My Fiance and I actually had the deposit on our venue the day after we got engaged (we had picked the ring out together and were waiting for it to be sized — in the mean time, we had talked about plans). We had a specific date in mind, needed a larger venue and wanted a venue that was fairly centrally located. And centrally located may be putting it loosely — we are inviting guests from all over the country. It did not take us long to realize that we cannot please everyone. For some, the venue is in walking distance. For others (provided they choose to come), it will be a plane ride across the country.
Now that we have the venue, came the though part– just how many people were we going to invite? Our guest list started out with a very high number — in fact that number was so high that it would have easily put us $10,000 over the estimated budget. I was quick to jump on Pinterest and see what the 100s of pins about choosing your guest list had to say. Honestly, I was extremely shocked at what some sites deemed to be appropriate etiquette. Here’s my take on some of the most common wedding quest list questions. Warning: When I write, I speak my mind and tell it like it is!
1. Do I Have to Invite Kids to My Wedding? Most websites will tell you invite everyone’s kids or no kids. This I disagree with. I will have kids at my wedding, but I will not be inviting everyone’s kids. What kids will be invited to my wedding? Obviously, the children in my wedding — these are going to be nieces and nephews — I think they should definitely be there. I will also be inviting older children in my family that we are close with — the family members I see all of the time. And one final addition to my kids list will be the families who will be unable to travel from out of town if they cannot bring their kids with them. Am I likely to offend people? Yes, but I am keeping in mind that this is our wedding, our budget and our rules. No matter which rules I play by, I am going to be offending someone and we’ve come to realize that that’s just how it’s going to be. If having certain adults attend our wedding, means that we are going to have to invite certain children, that is how it’s going to be!
2. What’s the etiquette for plus-ones? This question drives me absolutely crazy. I found this answer on weddingwire.com and love it–for the most part!
You should invite guests who are in long-term, committed relationships with their significant others. But for friends who are casually dating or single, you don’t have to invite them with plus-ones – again, as long as you’re consistent. Of course, those who are living together, engaged, or married should be invited as couples – even if you have yet to meet the significant other.
There is only one thing I disagree with….do I really have to the girlfriend of an under-age family member who is sharing an apartment with his girlfriend during college? I’m going to say no. If I do that, I might as well let my high school-aged cousins bring their “boyfriends.” You guys know what I am talking about…the boyfriend that they RVSP with is likely not going to be the boyfriend that they actually have when our wedding date is actually here. High school relationships change all of the time…at over $100 a head…I’m not paying for someone’s high school boyfriend or girlfriend.

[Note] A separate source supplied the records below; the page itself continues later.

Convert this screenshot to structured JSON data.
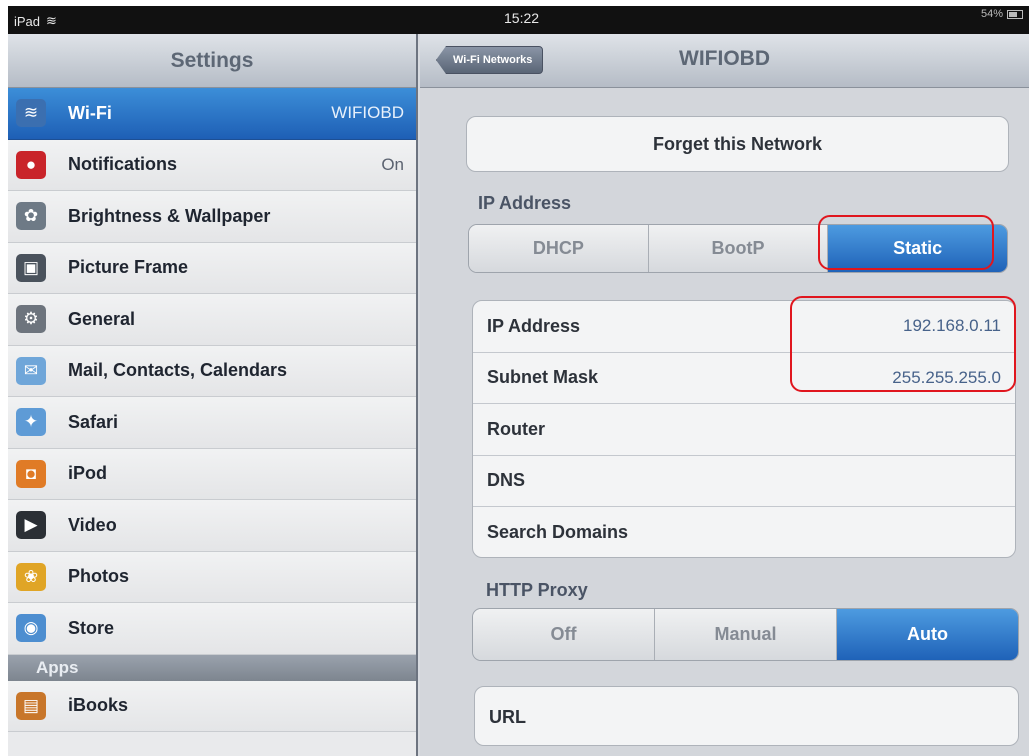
{
  "status_bar": {
    "device": "iPad",
    "time": "15:22",
    "battery": "54%"
  },
  "left_panel": {
    "title": "Settings",
    "items": [
      {
        "label": "Wi-Fi",
        "value": "WIFIOBD",
        "icon": "wifi-icon",
        "color": "#3b6fb0"
      },
      {
        "label": "Notifications",
        "value": "On",
        "icon": "notifications-icon",
        "color": "#c9242a"
      },
      {
        "label": "Brightness & Wallpaper",
        "value": "",
        "icon": "flower-icon",
        "color": "#6e7a86"
      },
      {
        "label": "Picture Frame",
        "value": "",
        "icon": "picture-frame-icon",
        "color": "#4a525c"
      },
      {
        "label": "General",
        "value": "",
        "icon": "gear-icon",
        "color": "#6d747d"
      },
      {
        "label": "Mail, Contacts, Calendars",
        "value": "",
        "icon": "mail-icon",
        "color": "#6fa6d9"
      },
      {
        "label": "Safari",
        "value": "",
        "icon": "compass-icon",
        "color": "#5e9bd6"
      },
      {
        "label": "iPod",
        "value": "",
        "icon": "ipod-icon",
        "color": "#e07b26"
      },
      {
        "label": "Video",
        "value": "",
        "icon": "video-icon",
        "color": "#2b2f35"
      },
      {
        "label": "Photos",
        "value": "",
        "icon": "sunflower-icon",
        "color": "#e0a526"
      },
      {
        "label": "Store",
        "value": "",
        "icon": "store-icon",
        "color": "#4d8ed0"
      }
    ],
    "apps_header": "Apps",
    "apps": [
      {
        "label": "iBooks",
        "value": "",
        "icon": "ibooks-icon",
        "color": "#c8762a"
      }
    ]
  },
  "right_panel": {
    "back_label": "Wi-Fi Networks",
    "title": "WIFIOBD",
    "forget_label": "Forget this Network",
    "ip_section": "IP Address",
    "ip_modes": [
      "DHCP",
      "BootP",
      "Static"
    ],
    "ip_selected": "Static",
    "fields": [
      {
        "key": "IP Address",
        "value": "192.168.0.11"
      },
      {
        "key": "Subnet Mask",
        "value": "255.255.255.0"
      },
      {
        "key": "Router",
        "value": ""
      },
      {
        "key": "DNS",
        "value": ""
      },
      {
        "key": "Search Domains",
        "value": ""
      }
    ],
    "proxy_section": "HTTP Proxy",
    "proxy_modes": [
      "Off",
      "Manual",
      "Auto"
    ],
    "proxy_selected": "Auto",
    "url_label": "URL"
  },
  "colors": {
    "accent": "#2a72c8",
    "highlight": "#e0161e"
  }
}
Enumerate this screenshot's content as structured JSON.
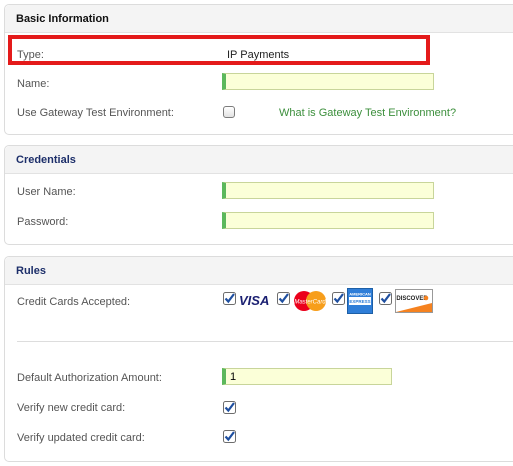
{
  "basic": {
    "title": "Basic Information",
    "type_label": "Type:",
    "type_value": "IP Payments",
    "name_label": "Name:",
    "name_value": "",
    "test_env_label": "Use Gateway Test Environment:",
    "test_env_checked": false,
    "test_env_help_link": "What is Gateway Test Environment?"
  },
  "credentials": {
    "title": "Credentials",
    "username_label": "User Name:",
    "username_value": "",
    "password_label": "Password:",
    "password_value": ""
  },
  "rules": {
    "title": "Rules",
    "cards_label": "Credit Cards Accepted:",
    "cards": [
      {
        "name": "visa-icon",
        "label": "VISA",
        "checked": true
      },
      {
        "name": "mastercard-icon",
        "label": "MasterCard",
        "checked": true
      },
      {
        "name": "amex-icon",
        "label": "AMERICAN EXPRESS",
        "checked": true
      },
      {
        "name": "discover-icon",
        "label": "DISCOVER",
        "checked": true
      }
    ],
    "default_auth_label": "Default Authorization Amount:",
    "default_auth_value": "1",
    "verify_new_label": "Verify new credit card:",
    "verify_new_checked": true,
    "verify_updated_label": "Verify updated credit card:",
    "verify_updated_checked": true
  },
  "colors": {
    "highlight_border": "#e41a1a",
    "input_background": "#fbffd8",
    "required_indicator": "#5cb85c",
    "link": "#3c8f3c",
    "checkmark": "#1f4fa0"
  }
}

I’m planning on implementing the same plus on rule across the board…whether you are 30 or 60, we just don’t want people bring a date for the sake of bringing a date — if it’s a serious committed relationship (even if we haven’t met your significant other…great! We cannot wait to see you with the love of your life).
3. What about co-workers? Most of the articles I’ve read said invite everyone, no one (and don’t talk about your wedding at work) or only invite those who you see outside of work. I work in a very large department. Inviting everyone (and a guest) would mean inviting probably 150 additional guests. That’s just crazy…plus I am not inviting individuals who call me every other name under the sun but my own name! What I’ve decided? I’m inviting the small group of individuals that I work with only a daily basis (we are a team, work together and get along great). I’ll also be adding a few other individuals in the department that I have a relationship with outside of work. I’ll be asking everyone to keep things quite and keep the wedding talk to a minimum (especially when others are around). Weddings are exciting and hard not to talk about!
That’s my take on wedding etiquette and honestly, I’m not so sure that there really is a thing as appropriate wedding guest list etiquette. There are no rules anymore…it’s your day! Do what makes you happy and what’s in your budget. What is your least favorite thing about creating your wedding guest list?